| name | observability |
| description | Set up and query Superagent's observability stack: OpenTelemetry traces, Prometheus metrics, and Grafana dashboards. TRIGGER when: debugging latency or errors via traces, adding custom metrics, configuring OTel collector, reading Grafana dashboards, or when the user asks "如何查看 trace", "metrics 怎么看", "observability 怎么接入", "add a span to my code". DO NOT TRIGGER when: working on agent logic, model routing, or frontend UI.
|
| origin | learned |
| tags | ["observability","otel","tracing","prometheus","grafana","metrics","logs"] |
Observability
Source: backend/pkg/observe/. Three pillars: traces (OTel), metrics (Prometheus), logs (structured).
Start the Full Stack
make debug
Key Dashboards (Grafana)
- Agent Overview — request rate, p50/p95/p99 latency, error rate per agent
- Tool Calls — invocation counts, latency, retry rate per tool
- Model Routing — requests per model, tokens used, fallback frequency
- Streaming — SSE connection count, event throughput, interrupt rate
Traces (OpenTelemetry)
Every agent invocation creates a root span. Child spans cover:
- Model calls (with
model, tokens_in, tokens_out attributes)
- Tool calls (with
tool.name, tool.duration_ms)
- Checkpoint save/load
- MCP server calls
Add a Custom Span (Go)
ctx, span := observe.Tracer().Start(ctx, "my.operation",
trace.WithAttributes(
attribute.String("agent.name", agentName),
attribute.Int("items.count", len(items)),
),
)
defer span.End()
if err != nil {
span.RecordError(err)
span.SetStatus(codes.Error, err.Error())
}
Query Traces (Grafana Tempo / Jaeger)
# Find slow agent calls
{service.name="superagent"} | duration > 5s
# Find failed tool calls
{span.name=~"tool.*"} | status=error
Metrics (Prometheus)
Key metrics exposed at /metrics:
| Metric | Type | Labels |
|---|
superagent_requests_total | Counter | agent, status |
superagent_request_duration_seconds | Histogram | agent |
superagent_tool_calls_total | Counter | tool, status |
superagent_model_tokens_total | Counter | model, type (prompt/completion) |
superagent_active_sessions | Gauge | — |
Add a Custom Metric (Go)
var myCounter = observe.MustRegisterCounter("superagent_my_events_total",
"Total my events", []string{"event_type"})

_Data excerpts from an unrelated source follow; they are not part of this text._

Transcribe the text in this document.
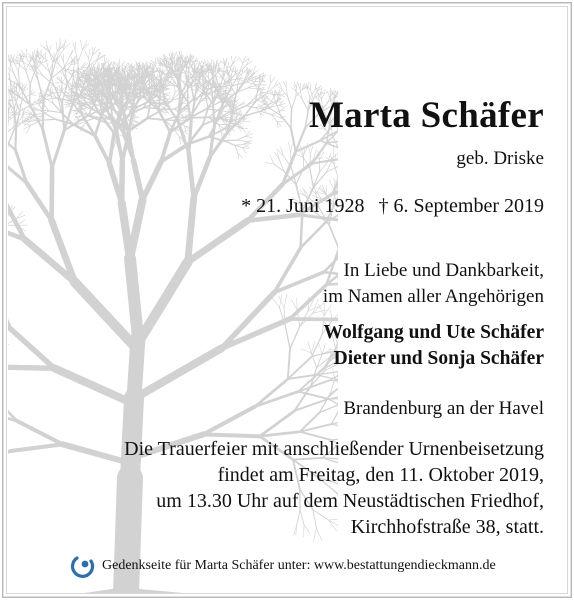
Marta Schäfer
geb. Driske
* 21. Juni 1928 † 6. September 2019
In Liebe und Dankbarkeit,
im Namen aller Angehörigen
Wolfgang und Ute Schäfer
Dieter und Sonja Schäfer
Brandenburg an der Havel
Die Trauerfeier mit anschließender Urnenbeisetzung
findet am Freitag, den 11. Oktober 2019,
um 13.30 Uhr auf dem Neustädtischen Friedhof,
Kirchhofstraße 38, statt.
Gedenkseite für Marta Schäfer unter: www.bestattungendieckmann.de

myCounter.WithLabelValues("webhook").Inc()
Structured Logging
log := observe.LoggerFromCtx(ctx)
log.Info("agent started", "agent", name, "session", sessionID)
log.Error("tool failed", "tool", toolName, "error", err)
Log fields auto-correlated to traces via trace_id and span_id.
OTel Collector Config
exporters:
prometheus:
endpoint: "0.0.0.0:8889"
otlp/tempo:
endpoint: "tempo:4317"
loki:
endpoint: "http://loki:3100/loki/api/v1/push"